He was so tired of his life.

But she’d slapped his head.

So, instead of apologizing, he yelled: “Fuck you too!” then pushed past his mother, ran upstairs, and slammed his bedroom door so hard that she came pounding up the stairs in a fury.

He knew he’d gone too far.

If she hadn’t been so angry Lettie would have seen how scared he was—standing by his bed, eyes wide, hands splayed before him in surrender, no longer sure she had any control.

“Mum, I’m sorry!”

But it was too late and she slapped his head again—and then again, and hit his arms and hands and ears and, finally, rained slaps and weak, side-fisted girl punches down on his back as he cowered over his bed with his head between his elbows.

It was Davey’s hysterical screaming that brought Lettie back to her senses at last. She gathered her favorite son into her arms and shushed him gently.

“You see how you’ve upset Davey!” she shouted at Steven, in a voice shrill with guilt. “Now come down for tea.”

“I don’t want any tea.” His voice was muffled in the bedspread.

“Fine,” said Lettie, hefting Davey higher onto her hip. “Don’t have any, then.”

Steven heard them leave and go downstairs. He heard Lettie’s voice, low and gentle with Davey, and some part of him understood that she was trying to make up for what she’d done—even if she wasn’t making it up to him.

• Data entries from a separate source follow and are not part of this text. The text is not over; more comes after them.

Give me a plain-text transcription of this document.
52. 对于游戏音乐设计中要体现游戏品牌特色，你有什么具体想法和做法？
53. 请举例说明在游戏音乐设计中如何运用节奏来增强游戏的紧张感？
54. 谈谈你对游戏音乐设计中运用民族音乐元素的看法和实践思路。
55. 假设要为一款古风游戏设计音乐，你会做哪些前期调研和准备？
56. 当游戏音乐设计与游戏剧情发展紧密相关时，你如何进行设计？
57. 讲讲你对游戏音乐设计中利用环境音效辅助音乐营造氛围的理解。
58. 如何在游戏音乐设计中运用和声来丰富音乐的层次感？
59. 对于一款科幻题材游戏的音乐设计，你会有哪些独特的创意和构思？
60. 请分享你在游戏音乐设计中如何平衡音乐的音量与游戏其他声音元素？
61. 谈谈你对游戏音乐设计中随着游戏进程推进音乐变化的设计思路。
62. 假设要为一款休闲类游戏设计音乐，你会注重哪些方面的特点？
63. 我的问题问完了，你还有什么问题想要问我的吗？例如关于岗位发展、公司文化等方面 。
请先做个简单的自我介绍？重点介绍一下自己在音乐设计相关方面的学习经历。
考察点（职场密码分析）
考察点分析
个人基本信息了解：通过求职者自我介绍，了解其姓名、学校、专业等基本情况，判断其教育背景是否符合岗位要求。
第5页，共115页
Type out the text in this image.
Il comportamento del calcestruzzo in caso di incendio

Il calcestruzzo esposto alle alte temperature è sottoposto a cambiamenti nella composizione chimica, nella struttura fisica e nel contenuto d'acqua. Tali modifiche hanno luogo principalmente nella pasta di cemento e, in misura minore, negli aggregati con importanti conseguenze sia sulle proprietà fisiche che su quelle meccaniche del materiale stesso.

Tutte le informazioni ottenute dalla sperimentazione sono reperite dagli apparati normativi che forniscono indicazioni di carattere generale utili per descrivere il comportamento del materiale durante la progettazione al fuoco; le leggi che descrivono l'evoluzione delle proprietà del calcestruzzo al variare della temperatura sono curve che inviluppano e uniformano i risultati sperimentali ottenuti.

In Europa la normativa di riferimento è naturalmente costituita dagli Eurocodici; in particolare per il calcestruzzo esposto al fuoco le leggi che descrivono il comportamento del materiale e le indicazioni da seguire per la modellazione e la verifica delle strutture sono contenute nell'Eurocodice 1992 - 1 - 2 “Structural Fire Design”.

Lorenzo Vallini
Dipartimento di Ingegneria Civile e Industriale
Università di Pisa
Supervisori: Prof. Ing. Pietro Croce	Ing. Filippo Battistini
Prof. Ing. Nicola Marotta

He sniffled and hitched and started to feel the places where his mother’s ring must have caught him—his left ear, his left wrist, a stinging on his shoulder blade. He put his finger to the ear and found a little spot of blood. His ears also rang a little and his right cheek burned from a slap. He crept onto the bed, turned to the wall, and curled more tightly into a ball. He hugged himself, suddenly cold but not wanting to move again to get under the covers.

The touch of something soft on his shoulder startled him. Nan had picked up the bedspread behind him and folded it over him. He met her eyes briefly, but she straightened up and turned to leave.

“Nan?”

He expected her to stop and look back at him, the way it happened in the movies, but she kept going, disappearing down the hallway.

His voice was cracked with crying, but he spoke anyway, as if she were listening to him; as if she cared.

“I did appreciate the socks. I kept them for special.”

Steven thought he heard her pause at the top of the stairs, but he couldn’t be sure.

Chapter 20

 

THE PHOTOS WERE CRAP.

The ones he’d taken from the top of Dunkery Beacon were blurred by wind shake and the one he’d taken from the car park had the front wing of a car encroaching into the left-hand side of the frame.

But because he’d spent the last of his pocket money on getting the film developed—and because it was at least in focus—that was the one Steven sent to Arnold Avery.

Chapter 21

 

PRISON OFFICER RYAN FINLAY ENJOYED CONFISCATING PHOTOS sent to prisoners, and today was no exception.

Usually the photos were blurred, scuzzy shots of prisoners’ wives and girlfriends lying on unmade beds wearing mismatched lingerie. Sometimes the pictures included some small, careless domestic detail that shattered whatever shaky fantasy was being offered. A tabby cat; a grubby child peering through the bars of a cot; Kentucky Fried Chicken boxes on the bedroom floor.

Sometimes the prisoners got their photos and sometimes they didn’t. In this respect, Ryan Finlay was god.

Total nudity meant immediate confiscation, as did any lewd act or simulation of the same. Those photos were supposed to be destroyed and, if the prisoner’s wife was a dog, they were—although not before much passing round and disparaging remarks in the staff canteen. The prisoner concerned would merely get a tag on his letter, if one had been enclosed, which said “Contents Confiscated.”

Sean Ellis had never had a letter without a tag. His wife was so hot and so uninhibited that the photos she often enclosed formed the backbone of Officer Ryan Finlay’s personal collection, and the bank robber who’d shot two tellers in the face at a small branch of Barclays in Gloucestershire had probably forgotten what his wife looked like under the demure beige mac she always wore to visit him. Ellis never complained, and that made Finlay and the other men laugh. The poor bastard probably thought his missus was sending him pictures of the family mutt.

Today Finlay and PO Andy Ralph sat at the Formica desk in the post room, carelessly ripping open envelopes addressed to prisoners.

“What do you think?” Ralph held up a photo from a freshly torn envelope. It showed a small blond girl with no front teeth, dangling a docile cat down her chest.

“Who’s it for?”

Ralph glanced at the envelope. “Karim Abdullahai.”

Finlay shook his head. “That pervert’s as black as the ace of spades. Doesn’t look like a relative to me.”

Ralph—whose own skin tone was a shade away from coal—tossed the photo aside and put a tag on the letter without comment.